According to Mississippi State's chief research officer, Mississippi State University does not allow the operation of UAVs in the core campus at any time without specific permission of the university and the Federal Aviation Administration. Operators flying UAVs in restricted airspace are breaking the law and pose a potential risk to everyone on the ground.
"The Federal Aviation Administration has very specific rules about where unmanned aircraft may and may not fly," said David Shaw, the university's vice president for research and economic development and an authority on UAV policy.
According to an FAA special security notice, the airspace above Davis Wade Stadium and other such venues are classified as "national defense airspace" on game days. The restriction extends three miles around and 3,000 feet above the stadium.
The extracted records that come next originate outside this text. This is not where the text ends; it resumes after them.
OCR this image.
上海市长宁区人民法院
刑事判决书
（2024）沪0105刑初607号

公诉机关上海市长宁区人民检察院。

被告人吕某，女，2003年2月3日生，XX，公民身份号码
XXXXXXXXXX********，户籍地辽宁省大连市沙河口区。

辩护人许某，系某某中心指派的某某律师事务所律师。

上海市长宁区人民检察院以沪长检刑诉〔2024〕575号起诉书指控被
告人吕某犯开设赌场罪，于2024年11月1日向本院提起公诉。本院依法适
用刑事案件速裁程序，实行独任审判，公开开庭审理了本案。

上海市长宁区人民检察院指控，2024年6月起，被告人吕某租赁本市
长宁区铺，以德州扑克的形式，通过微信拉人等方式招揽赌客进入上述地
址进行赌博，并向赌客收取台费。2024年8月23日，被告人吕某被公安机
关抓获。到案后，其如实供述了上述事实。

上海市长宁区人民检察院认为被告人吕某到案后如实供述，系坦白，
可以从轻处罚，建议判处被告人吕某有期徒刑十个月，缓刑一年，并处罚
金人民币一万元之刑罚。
"Commercial and non-commercial unmanned aircraft of any size are not allowed to fly above our campus without airspace and TSA security authorization waivers, and they must also adhere to other applicable federal regulations," he said.
The notice states: Any person who knowingly or willfully violates the rules pertaining to operations in this airspace may be subject to certain criminal penalties under 49 U.S. Code 46307.
"Flying any aircraft over crowds at a low altitude poses risk and is ill-advised," Shaw said. "Unfortunately, universities and colleges around the country are seeing problems with unauthorized drones this season," he said.
Additionally, the FAA has two other policies that regulate operation of unmanned aircraft, Shaw noted.
All commercial activities must have an approved certificate of operation, which has stringent requirements.
Amateur or hobbyist operations are also regulated specifically, and require that they be operated in "unpopulated areas." As a result, Mississippi State has developed a university policy prohibiting any outdoor operation of unmanned aerial systems except when specifically authorized by the university.